From what I understand, Mercury recently made a major investment in this technology. Can you give us an update on the facility build out?

Tom Smelker:

Last July, when I took on this endeavor, we started the build out of two cleanrooms. Those cleanrooms are complete, both the ISO 7 and ISO 8 cleanrooms, and we are facilitizing them as we speak. So all the capital equipment that makes 2.5D real is being brought up right now.

Tom Smelker:

We plan to finish that over the next couple months and start the qualification process. At the end of the year, we’ll actually be starting our very first microelectronics, 2.5D microelectronics cycle through the facility.
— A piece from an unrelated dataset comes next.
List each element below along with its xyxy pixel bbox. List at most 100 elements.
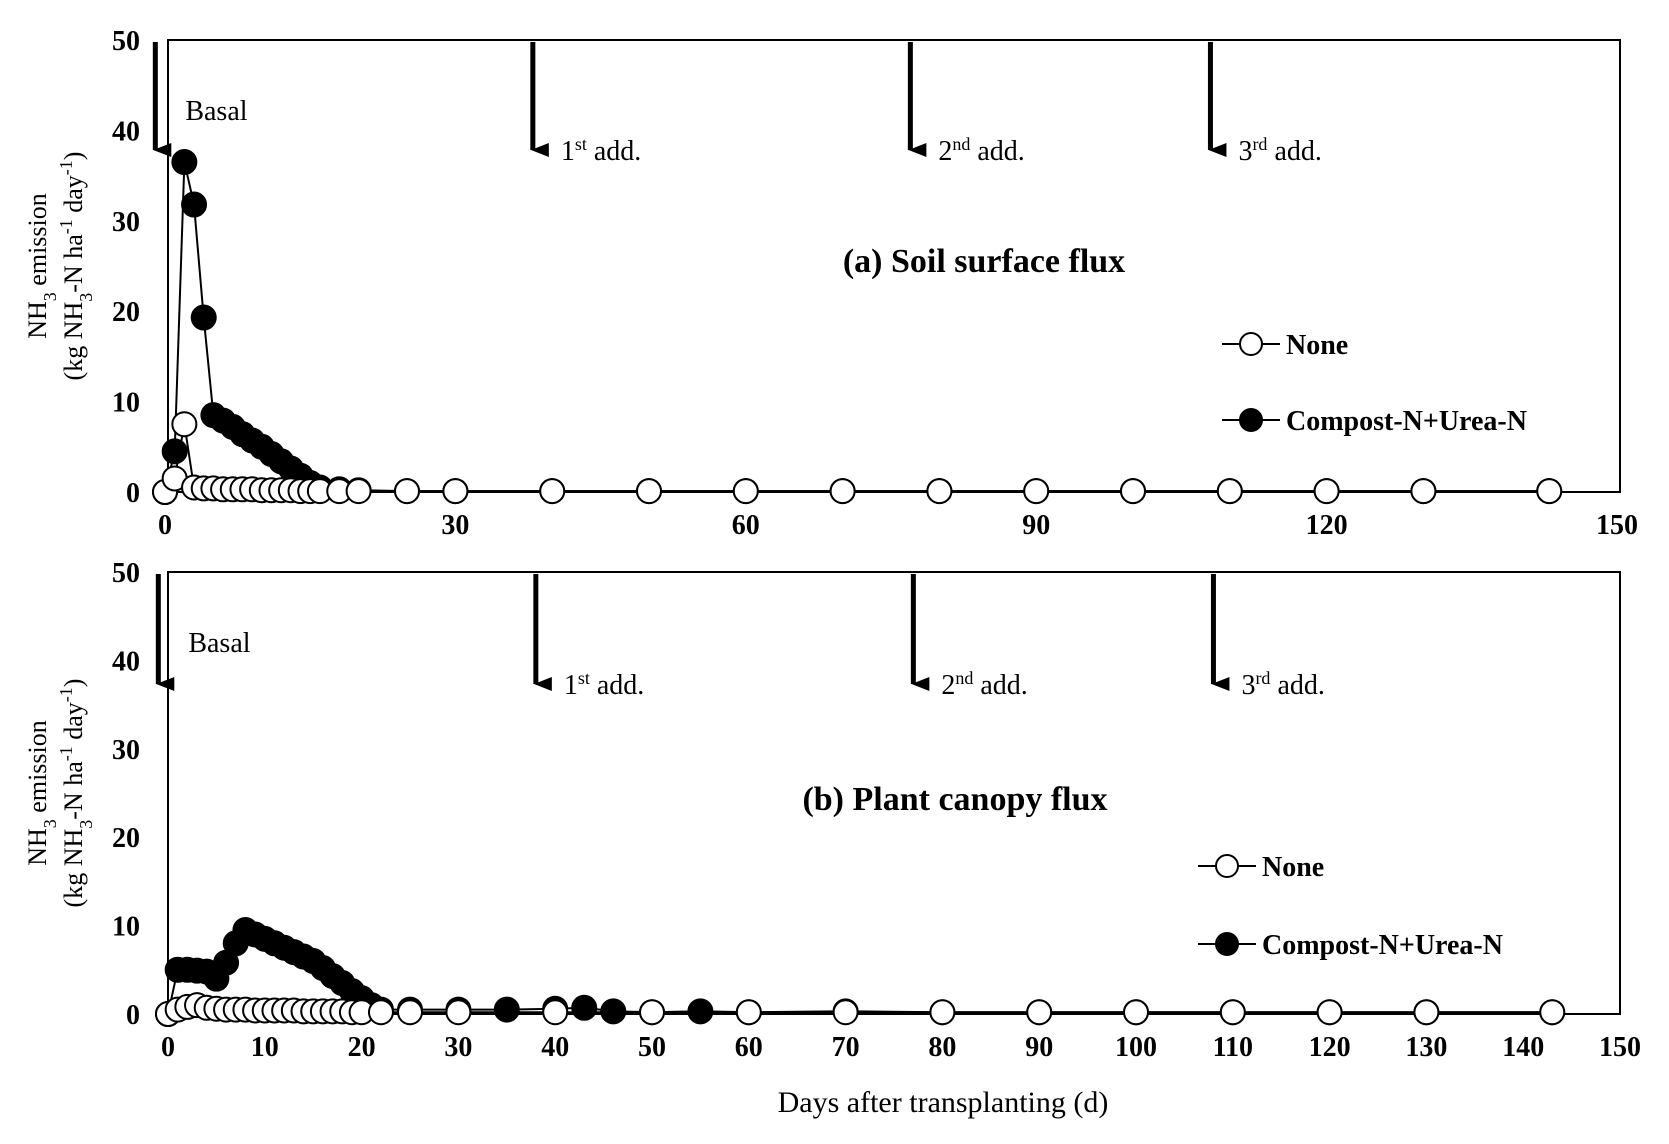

So very exciting times.

Ralph Guevarez:

Tom, if some of our listeners wanted more information on Mercury’s edge processing technologies, how would they go about doing that?

Tom Smelker:

We’d love to hear from your listeners. They can reach out to us via email at custom.microelectronics@mrcy.com where they can fill out the form below. And there’ll be email updates that come out giving them information on our capabilities.

Ralph Guevarez:

Thank you for joining me today. I find this technology fascinating. I wish you and the microelectronics division, the best of luck and Godspeed in leading the industry in edge processing and all of its advancements. Thank you for joining me.

Tom Smelker:

Thank you, Ralph. I enjoyed talking about this topic with you. I’m very passionate about it, and it’s exciting to bring it to the defense industry.

Ralph Guevarez:

This has been another edition of Mercury Now, a podcast series brought to you by Mercury Systems. I am your host, Ralph Guevarez, signing off.